Virginia Key Beach Park Works To Restore Swimming
Just a few miles away from downtown Miami lies a natural beach in the city’s largest park.
The 82-acre Virginia Key Beach Park remains a bit of a hidden gem. The historic beach still attracts those looking for a quiet place to relax despite one drawback.
In season, about 2,000 people visit Virginia Key Beach Park every weekend even though swimming isn’t permitted.
“It’s a disadvantage - one we’re overcoming," said Guy Forchion, head of the Virginia Key Beach Park Trust.
Forchion calls the park a spiritual place. It was designated as a colored-only beach back in 1945 when segregation was the law of the land.
Maud Newbold first visited the park as a child. She says it was a spiritual and cultural hub.

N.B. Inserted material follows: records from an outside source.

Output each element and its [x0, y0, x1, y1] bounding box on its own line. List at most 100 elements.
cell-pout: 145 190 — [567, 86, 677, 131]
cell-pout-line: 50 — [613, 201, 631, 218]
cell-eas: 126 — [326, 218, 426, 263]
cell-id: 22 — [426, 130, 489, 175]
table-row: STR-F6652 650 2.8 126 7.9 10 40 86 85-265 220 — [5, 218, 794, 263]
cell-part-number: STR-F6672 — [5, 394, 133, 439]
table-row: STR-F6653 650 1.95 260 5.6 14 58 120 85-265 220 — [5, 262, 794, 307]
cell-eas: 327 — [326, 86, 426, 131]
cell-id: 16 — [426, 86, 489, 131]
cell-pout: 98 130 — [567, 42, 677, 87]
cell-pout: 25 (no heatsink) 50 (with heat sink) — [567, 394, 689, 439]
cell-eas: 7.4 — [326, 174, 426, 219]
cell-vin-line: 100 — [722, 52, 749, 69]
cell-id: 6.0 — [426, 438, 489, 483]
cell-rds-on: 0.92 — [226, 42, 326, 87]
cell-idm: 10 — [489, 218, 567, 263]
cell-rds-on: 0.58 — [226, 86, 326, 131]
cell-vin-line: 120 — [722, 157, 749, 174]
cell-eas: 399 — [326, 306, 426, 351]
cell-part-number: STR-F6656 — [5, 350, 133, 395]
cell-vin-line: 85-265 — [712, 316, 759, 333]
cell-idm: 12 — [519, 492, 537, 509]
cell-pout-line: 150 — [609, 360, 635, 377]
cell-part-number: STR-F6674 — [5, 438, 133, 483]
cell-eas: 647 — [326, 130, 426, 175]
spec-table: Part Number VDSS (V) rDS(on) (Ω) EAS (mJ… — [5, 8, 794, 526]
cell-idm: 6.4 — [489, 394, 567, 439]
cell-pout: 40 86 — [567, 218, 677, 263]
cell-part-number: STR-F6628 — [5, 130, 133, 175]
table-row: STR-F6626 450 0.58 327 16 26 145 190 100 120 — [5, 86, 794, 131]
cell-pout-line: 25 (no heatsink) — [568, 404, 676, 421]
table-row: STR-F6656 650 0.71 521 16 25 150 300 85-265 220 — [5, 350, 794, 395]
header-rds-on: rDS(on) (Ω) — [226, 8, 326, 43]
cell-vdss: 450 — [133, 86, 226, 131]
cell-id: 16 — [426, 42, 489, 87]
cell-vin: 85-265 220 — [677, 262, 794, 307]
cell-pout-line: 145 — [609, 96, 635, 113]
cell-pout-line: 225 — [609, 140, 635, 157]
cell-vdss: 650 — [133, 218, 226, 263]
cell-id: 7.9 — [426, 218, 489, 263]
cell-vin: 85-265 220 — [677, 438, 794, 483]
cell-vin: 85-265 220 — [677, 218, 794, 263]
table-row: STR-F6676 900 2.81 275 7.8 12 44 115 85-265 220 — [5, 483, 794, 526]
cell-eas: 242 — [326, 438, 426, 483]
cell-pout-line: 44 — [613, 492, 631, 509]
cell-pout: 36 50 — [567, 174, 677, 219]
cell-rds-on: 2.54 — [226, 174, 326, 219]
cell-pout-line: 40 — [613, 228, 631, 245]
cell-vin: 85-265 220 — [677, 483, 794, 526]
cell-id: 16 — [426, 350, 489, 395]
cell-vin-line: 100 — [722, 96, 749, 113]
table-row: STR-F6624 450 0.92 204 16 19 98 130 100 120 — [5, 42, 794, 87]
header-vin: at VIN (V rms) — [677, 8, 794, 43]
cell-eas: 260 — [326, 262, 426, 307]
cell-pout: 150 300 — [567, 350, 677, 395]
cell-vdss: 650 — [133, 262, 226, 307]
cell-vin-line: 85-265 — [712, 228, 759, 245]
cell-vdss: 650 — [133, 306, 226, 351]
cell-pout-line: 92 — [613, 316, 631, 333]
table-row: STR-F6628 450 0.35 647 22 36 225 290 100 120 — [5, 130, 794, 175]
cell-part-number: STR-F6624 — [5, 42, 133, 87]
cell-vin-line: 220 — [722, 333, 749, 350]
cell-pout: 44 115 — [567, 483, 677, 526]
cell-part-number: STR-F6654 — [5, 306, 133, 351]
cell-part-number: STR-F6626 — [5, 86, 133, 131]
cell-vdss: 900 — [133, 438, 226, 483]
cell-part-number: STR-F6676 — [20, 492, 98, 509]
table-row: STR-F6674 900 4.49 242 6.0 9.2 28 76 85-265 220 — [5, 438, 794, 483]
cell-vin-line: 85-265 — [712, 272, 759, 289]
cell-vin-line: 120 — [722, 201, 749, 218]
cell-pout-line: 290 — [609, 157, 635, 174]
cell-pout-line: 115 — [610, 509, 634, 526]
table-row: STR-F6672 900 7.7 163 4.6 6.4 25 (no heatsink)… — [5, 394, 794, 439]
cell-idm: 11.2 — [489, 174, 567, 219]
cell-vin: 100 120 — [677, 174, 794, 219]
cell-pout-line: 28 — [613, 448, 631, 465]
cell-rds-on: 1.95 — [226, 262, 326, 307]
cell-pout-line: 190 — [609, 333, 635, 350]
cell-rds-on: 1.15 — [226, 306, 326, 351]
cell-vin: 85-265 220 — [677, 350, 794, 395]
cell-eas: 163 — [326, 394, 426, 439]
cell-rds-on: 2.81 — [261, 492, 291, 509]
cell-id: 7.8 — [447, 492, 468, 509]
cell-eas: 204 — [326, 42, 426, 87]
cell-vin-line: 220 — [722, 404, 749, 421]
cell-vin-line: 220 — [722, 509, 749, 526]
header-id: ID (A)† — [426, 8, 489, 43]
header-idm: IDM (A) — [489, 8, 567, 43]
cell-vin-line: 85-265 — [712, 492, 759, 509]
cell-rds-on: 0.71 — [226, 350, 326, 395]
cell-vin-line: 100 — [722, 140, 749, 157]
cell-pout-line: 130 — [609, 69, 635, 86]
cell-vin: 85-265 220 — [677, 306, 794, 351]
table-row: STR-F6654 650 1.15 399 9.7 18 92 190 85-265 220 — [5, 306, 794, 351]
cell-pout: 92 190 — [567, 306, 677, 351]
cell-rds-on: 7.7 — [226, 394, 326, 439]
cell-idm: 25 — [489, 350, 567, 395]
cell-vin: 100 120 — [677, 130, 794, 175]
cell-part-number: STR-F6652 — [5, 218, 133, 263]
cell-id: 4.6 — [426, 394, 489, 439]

“I just enjoyed riding the carousel," said Newbold. "I mean it just makes me feel as if I were in some kind of fairyland, up and down with the music going along the way. That, I enjoyed more than anything else.”
Newbold says there was also a dangerous side to the park. A recently-completed NOAA study found strong, swift currents and an abrupt drop off of more than six feet just 50 to 100 yards off the coast.
“Unfortunately, many people drowned," said Newbold.
The conditions that made swimming so hazardous then still plague the area. Forchion says that prompted the city of Miami to ban swimming at Virginia Key Beach Park.
“And we’re also in a different day today, standards, lawsuits, liabilities and the such," said Forchion.
The trust is considering several options to make the beach safe, including real-time underwater monitoring of the current and an on-shore natural pool, but they all carry a hefty price tag.
Enid Pinkney is the group’s vice chair.
“We want it to be like it was, and it’s not as it was if there’s no swimming," said Pinkney. "So whatever they need to do to make it safe for swimming needs to be done.”
In spite of the swimming ban, the park continues to attract visitors.
Pinkney calls it a testimony to the spirits of those who fought to have the beach established in the first place.
“Their spirits are just wandering all over the place making the rest of us feel comfortable there," said Pinkney.
The park has been restored to the way it looked during its heyday with amenities such as the carousel, mini train and concession stand. The trust is now focusing on building a small cultural center and museum on the property. The permitting process is expected to begin next year.
Since this story first aired in the spring, the trust has added a 9-hole disc golf course, and last month the trust hosted the First Annual Holiday Fair at the park. The event featured fair rides, music and a hog roasting contest. All proceeds went to aid the park's restoration.